ECE 595C - Biologically Inspired Engineering

Course Details

Lecture Hours: 3 Credits: 3

Counts as:

Experimental Course Offered:

Fall 2004

Catalog Description:

The objective of this course is to prepare the student to use modern design strategies rooted in biological principles. Examples include: the use of biological genetics as an inspiration for genetic algorithms for the automated design of components and systems; the use of linguistic based controls strategies based on human speech and logic to formulate control systems (a strategy formally known as fuzzy logic); the construction of artificial neural networks modeled after the construction of biological nervous systems for information processing and control; use of protein classification and identification algorithms to solve engineering design problems; and the study of immunology and how it relates to computer viruses and synthetic immune systems.

Course Objectives:

The development of complex, highly reliable integrated systems with greatly reduced design cycle times poses a formidable challenge to today's engineers. Traditional engineering design practices are not adequate to meet this new challenge; engineers are increasingly turning to biology for answers. Engineering has always borrowed from nature to provide conceptual examples (for instance, aerodynamics from birds). However, the extraordinary demands placed on today's engineering designs have resulted in the use of biological concepts in a concrete and mathematically defined way. These concepts include artificial networks that mimic the functioning of neurons in the brain, fuzzy logic that more closely reflects human reasoning, and genetic algorithms that imitate the mechanics of biological genetics. Future challenges facing engineering, science, and technology will require multidisciplinary education including proficiency in biologically inspired engineering. The objective of this course is to make students aware of biologically inspired engineering techniques and to equip them with multidisciplinary breadth - thus making them prepared to collaborate with their colleagues from other disciplines.

Required Text(s):

  1. selected journal papers and book chapters

Recommended Text(s):

None.

Learning Outcomes:

A student who successfully fulfills the course requirements will have demonstrated an ability to:
  1. implement and apply genetic and evolutionary algorithms to parameter identification and design problems. [None]
  2. analyze a simple bioinformatics system. [None]
  3. apply soft computing tools to the design of control systems. [None]
  4. construct and analyze a simple model of immune system or tumor growth. [None]

Lecture Outline:

Lectures Topics
3 Overview of Menelian principles of genetics: basic terns (gene, alleles, genome, genotype, phenotype); chromosomes and reproduction; mutation; genetic processes of evolution; genetic engineering.
8 Genetics as an inspiration for an optimization approach: evolutionary and genetic algorithms; implementing evolutionary and genetic algorithms; Schema theorem.
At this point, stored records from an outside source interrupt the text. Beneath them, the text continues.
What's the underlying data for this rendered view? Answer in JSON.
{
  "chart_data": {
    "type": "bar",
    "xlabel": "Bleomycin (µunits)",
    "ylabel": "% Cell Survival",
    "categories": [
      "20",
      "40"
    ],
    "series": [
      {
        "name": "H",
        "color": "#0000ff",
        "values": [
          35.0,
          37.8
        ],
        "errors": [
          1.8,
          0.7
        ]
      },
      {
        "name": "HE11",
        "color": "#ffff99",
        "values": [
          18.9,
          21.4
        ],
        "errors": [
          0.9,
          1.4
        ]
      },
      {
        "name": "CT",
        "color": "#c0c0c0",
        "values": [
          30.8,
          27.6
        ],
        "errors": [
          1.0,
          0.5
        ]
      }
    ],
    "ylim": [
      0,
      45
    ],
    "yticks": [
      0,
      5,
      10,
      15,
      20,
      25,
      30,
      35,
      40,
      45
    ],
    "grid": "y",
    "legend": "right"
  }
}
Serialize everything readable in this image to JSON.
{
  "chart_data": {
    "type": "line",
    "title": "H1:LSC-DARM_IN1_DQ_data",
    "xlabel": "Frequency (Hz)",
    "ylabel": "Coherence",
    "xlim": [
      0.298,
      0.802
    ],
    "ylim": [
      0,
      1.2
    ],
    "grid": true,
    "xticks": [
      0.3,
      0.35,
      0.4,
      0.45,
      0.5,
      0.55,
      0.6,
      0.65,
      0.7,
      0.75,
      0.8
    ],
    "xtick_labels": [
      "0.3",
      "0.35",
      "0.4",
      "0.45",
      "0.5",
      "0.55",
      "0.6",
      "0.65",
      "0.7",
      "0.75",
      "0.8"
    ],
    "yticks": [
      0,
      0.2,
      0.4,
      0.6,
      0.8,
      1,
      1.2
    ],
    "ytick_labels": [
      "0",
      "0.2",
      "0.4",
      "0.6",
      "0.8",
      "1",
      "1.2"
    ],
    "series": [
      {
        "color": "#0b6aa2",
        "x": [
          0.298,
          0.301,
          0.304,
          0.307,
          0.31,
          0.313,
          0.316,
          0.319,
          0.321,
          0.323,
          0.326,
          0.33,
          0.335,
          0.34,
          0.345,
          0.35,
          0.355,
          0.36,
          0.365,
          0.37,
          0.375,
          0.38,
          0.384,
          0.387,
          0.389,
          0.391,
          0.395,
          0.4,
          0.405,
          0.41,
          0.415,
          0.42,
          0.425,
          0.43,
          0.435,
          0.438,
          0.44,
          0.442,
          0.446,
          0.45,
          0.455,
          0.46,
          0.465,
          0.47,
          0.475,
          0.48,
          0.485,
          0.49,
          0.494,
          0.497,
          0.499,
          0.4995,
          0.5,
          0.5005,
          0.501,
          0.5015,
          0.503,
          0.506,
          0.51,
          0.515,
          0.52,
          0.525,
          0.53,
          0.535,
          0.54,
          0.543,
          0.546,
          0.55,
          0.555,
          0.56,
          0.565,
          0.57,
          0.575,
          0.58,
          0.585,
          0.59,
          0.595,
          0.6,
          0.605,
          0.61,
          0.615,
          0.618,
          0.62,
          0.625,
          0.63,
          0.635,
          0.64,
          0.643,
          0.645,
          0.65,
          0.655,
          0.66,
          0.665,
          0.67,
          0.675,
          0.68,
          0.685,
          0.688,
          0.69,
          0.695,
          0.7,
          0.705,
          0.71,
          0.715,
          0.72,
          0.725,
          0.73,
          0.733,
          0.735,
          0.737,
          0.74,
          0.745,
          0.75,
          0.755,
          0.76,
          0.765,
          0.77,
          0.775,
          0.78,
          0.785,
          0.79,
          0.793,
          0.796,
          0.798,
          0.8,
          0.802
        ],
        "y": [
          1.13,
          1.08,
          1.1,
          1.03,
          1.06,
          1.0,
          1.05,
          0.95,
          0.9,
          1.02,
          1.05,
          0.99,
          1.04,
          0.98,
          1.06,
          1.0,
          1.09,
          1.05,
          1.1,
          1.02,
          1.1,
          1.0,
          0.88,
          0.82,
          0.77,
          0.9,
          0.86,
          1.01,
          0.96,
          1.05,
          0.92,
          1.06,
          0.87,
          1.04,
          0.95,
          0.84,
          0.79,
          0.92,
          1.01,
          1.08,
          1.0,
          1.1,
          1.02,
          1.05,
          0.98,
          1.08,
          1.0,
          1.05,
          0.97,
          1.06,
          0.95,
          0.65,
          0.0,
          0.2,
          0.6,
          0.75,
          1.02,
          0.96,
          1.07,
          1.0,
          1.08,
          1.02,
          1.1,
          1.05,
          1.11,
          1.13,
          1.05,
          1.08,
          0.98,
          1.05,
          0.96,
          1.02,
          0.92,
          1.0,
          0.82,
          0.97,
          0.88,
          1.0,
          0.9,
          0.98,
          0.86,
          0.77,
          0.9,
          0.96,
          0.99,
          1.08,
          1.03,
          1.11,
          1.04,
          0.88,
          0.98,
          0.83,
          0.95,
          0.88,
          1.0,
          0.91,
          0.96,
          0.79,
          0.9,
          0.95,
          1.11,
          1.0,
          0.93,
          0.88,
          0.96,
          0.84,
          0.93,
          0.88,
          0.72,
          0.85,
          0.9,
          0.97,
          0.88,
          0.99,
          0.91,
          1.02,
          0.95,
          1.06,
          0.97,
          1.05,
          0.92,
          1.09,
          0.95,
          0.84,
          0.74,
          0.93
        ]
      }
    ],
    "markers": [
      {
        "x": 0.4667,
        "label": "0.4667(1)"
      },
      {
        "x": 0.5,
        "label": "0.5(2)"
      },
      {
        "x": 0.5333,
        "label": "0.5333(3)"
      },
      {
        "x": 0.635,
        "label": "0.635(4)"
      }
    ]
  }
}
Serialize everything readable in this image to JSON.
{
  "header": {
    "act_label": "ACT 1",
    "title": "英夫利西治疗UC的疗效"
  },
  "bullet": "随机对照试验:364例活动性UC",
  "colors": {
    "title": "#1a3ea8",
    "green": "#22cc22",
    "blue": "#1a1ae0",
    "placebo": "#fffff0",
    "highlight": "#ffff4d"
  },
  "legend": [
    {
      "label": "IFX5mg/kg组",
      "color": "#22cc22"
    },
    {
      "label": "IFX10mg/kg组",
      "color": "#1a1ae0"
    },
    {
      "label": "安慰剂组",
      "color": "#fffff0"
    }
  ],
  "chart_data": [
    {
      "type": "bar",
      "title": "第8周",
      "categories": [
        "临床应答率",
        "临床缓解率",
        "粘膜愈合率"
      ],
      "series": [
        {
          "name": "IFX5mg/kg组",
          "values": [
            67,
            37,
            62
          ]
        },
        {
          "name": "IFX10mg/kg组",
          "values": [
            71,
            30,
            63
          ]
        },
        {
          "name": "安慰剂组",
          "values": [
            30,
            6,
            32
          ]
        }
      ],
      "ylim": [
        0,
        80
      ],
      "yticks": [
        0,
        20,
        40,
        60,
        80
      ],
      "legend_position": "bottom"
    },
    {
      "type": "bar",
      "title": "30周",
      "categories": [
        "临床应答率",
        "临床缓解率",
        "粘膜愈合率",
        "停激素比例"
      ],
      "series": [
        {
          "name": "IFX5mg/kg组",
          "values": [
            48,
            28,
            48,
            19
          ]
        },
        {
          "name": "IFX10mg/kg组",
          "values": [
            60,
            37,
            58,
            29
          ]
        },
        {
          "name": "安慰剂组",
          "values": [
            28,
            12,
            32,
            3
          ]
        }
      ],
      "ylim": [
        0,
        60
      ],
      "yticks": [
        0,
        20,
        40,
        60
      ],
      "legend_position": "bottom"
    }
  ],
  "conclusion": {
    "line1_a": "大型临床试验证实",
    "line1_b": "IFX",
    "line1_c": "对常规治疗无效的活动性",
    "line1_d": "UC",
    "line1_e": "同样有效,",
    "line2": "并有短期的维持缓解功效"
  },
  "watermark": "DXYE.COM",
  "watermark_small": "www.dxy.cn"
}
Case studies involving evolutionary and genetic algorithms: genetic algorithm frequency domain parameter identification of a permanent magnet synchronous machine; genetic algorithm time domain parameter identification of a transformer-rectifier; genetic algorithms for the design of an inductor.
6 Introduction to bioinformatics---computational biology: genes, corresponding proteins, and digital symbol sequences; protein function; information content of biological sequences; hidden Markov models.
9 Soft computing: fuzzy systems (fuzzy linear programming, fuzzy classification); architectures and learning in neural networks (backpropogation, brain-state-in-a-box neural models, neural fuzzy systems, protein classification using artificial neural networks); application of genetic algorithms to soft computing.
9 Mathematical modeling and immunology: tumor growth models; the logistic approach; a predator-prey approach; modeling of tumor cell/immune system interaction.
2 Computer viruses and synthetic immune systems
2 Power system as a metaphor of an immune system
2 Case studies and student project presentation
3 Exams

Engineering Design Content:

  • Establishment of Objectives and Criteria

Engineering Design Consideration(s):

  • performance

Assessment Method:

The student will have more than one opportunity to satisfy the course outcomes. The primary means will be through the regular hourly and final exams. Exam questions will be written around each of these course outcomes. The student will satisfy each outcome when his/her score equals or exceeds a specified value representing minimal competency. If the student fails to meet this level of minimal competency on a specific course outcome, he/she will have a second chance by taking a retest. The retest will not affect the original exam score, but it will allow for the second opportunity to demonstrate the student's competency on the course material, thus satisfying the course outcome. Finally, the student may be able to satisfy outcomes on later exams that cover overlapping material.